In case of exacerbation of pancreatitis, patients require hospitalization with daily monitoring of blood parameters, water balance, leukocyte count, and enzyme levels in the blood serum during the first week. In the first 1–3 days, fasting and taking alkaline solutions every 2 hours are recommended.

During an exacerbation of chronic pancreatitis, the patient is shown therapy similar to the acute process. The patient must follow a diet throughout his life and take drugs from the group of antispasmodics and drugs that normalize the secretory function of the organ.

The most important thing in the chronic form of the disease is to maintain a diet that involves excluding fatty and fried foods from the diet. At the slightest violation of the regimen, the patient may experience discomfort and nausea. For intense pain, the doctor prescribes antispasmodics. Antisecretory therapy can be used for a short course.

Summary

Advantages of complex minimally invasive surgical technology for the treatment of acute destructive pancreatitis:

  • Prevention of the development of pancreatic necrosis and purulent complications in destructive pancreatitis (abortive course of acute pancreatitis).
  • Reduced mortality caused by bleeding, purulent-septic complications, and general surgical trauma.
  • Reducing the number of complications associated with intraoperative bleeding.
  • Reducing the amount of secondary intrasecretory insufficiency.
  • Reducing patient disability.
  • Good cosmetic effect (no laparotomy or lumbotomy scars, including those from wounds healed by secondary intention, no need for subsequent plastic surgery of skin wounds and hernias).
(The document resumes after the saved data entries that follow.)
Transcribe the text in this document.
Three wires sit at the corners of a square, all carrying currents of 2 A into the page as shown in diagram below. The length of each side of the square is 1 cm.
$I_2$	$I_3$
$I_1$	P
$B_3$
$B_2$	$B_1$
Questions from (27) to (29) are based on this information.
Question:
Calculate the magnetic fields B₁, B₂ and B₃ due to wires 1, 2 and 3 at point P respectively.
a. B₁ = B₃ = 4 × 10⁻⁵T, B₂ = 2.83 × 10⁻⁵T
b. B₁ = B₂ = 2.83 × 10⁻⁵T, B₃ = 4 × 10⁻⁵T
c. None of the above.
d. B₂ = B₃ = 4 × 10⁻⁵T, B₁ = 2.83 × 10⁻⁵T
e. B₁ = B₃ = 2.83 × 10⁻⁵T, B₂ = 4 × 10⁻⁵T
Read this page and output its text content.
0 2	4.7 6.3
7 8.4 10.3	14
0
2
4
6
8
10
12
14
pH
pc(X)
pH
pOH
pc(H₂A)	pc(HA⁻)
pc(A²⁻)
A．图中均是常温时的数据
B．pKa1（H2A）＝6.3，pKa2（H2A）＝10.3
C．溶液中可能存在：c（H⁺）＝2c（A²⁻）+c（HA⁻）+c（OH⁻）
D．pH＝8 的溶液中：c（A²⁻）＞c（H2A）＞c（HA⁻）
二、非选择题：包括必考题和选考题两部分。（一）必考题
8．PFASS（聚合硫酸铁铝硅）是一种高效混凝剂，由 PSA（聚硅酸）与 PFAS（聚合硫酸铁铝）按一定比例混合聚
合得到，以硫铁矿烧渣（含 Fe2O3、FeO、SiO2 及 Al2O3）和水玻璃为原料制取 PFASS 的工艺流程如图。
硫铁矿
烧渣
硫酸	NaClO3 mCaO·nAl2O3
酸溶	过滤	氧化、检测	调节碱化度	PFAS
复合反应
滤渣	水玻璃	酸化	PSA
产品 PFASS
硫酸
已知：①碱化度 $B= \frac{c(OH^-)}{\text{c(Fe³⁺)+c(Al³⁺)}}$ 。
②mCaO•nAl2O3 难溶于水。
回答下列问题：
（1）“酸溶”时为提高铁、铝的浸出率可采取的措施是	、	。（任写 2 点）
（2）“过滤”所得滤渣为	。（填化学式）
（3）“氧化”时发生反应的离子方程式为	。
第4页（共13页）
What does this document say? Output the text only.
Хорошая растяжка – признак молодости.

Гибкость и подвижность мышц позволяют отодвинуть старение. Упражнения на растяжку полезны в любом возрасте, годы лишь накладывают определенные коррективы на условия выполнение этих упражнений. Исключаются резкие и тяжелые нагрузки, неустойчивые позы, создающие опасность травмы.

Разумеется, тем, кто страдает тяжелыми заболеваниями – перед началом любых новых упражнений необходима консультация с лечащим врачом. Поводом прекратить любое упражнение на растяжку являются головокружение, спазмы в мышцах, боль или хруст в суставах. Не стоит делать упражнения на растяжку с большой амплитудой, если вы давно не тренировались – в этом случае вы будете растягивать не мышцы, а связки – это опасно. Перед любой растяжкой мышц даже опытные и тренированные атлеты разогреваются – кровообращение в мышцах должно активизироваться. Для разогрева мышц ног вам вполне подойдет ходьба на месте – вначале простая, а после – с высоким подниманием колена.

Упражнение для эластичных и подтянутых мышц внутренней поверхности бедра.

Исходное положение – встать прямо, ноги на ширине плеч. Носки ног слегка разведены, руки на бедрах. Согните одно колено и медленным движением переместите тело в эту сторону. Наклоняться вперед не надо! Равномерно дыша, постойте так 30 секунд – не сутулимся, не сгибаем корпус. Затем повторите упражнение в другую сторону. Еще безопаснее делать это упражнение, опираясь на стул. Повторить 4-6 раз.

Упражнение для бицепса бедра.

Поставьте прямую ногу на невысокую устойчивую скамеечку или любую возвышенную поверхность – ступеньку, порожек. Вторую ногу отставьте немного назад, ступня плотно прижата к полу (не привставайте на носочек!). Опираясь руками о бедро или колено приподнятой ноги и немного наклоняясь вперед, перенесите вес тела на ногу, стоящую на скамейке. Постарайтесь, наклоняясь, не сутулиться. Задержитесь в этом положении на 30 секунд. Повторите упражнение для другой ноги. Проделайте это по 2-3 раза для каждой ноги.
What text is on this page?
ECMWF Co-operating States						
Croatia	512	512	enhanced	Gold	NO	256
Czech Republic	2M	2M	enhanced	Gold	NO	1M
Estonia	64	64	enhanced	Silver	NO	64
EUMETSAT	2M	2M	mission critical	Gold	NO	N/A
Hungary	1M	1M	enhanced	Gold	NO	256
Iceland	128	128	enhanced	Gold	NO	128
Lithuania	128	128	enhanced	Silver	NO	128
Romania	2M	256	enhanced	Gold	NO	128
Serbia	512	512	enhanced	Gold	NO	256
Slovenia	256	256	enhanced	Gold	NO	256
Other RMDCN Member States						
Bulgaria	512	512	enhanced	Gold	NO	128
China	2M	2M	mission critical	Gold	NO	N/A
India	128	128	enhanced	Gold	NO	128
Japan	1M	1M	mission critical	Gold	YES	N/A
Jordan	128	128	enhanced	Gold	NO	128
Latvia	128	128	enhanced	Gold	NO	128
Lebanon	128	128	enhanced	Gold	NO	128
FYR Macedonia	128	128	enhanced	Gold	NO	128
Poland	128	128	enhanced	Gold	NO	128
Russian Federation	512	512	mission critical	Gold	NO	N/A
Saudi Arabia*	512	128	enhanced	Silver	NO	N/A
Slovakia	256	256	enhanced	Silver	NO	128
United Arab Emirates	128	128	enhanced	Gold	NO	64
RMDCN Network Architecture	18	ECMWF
Author: Ph.D. Novikov S.V.

Diet for pancreatitis

For any form of the disease, the patient is prescribed a strict diet “Table No. 5p”, according to which it is forbidden to eat spicy and fried foods. All dishes are steamed, boiled or baked. Alcohol and smoking are also prohibited.

It is also necessary to limit salt intake and eat small portions 6 times a day. Dishes should always be served warm. It is necessary to exclude all products with a high content of extractives or essential oils (fish, meat broths, cocoa, coffee, etc.), fresh berries, vegetables, herbs, fruits, sour juices, carbonated drinks, marinades.

Surgery

The operation involves removing dead tissue and cleaning the abdominal cavity. Intervention is indicated if the patient has a total or subtotal infection of an infectious nature, a purulent abscess, false cysts, or peritonitis.

If the disease proceeds without infection, surgery is avoided.

Surgeons prefer to resort to minimally invasive techniques, since open abdominal surgery has a high mortality rate and is often accompanied by secondary infection.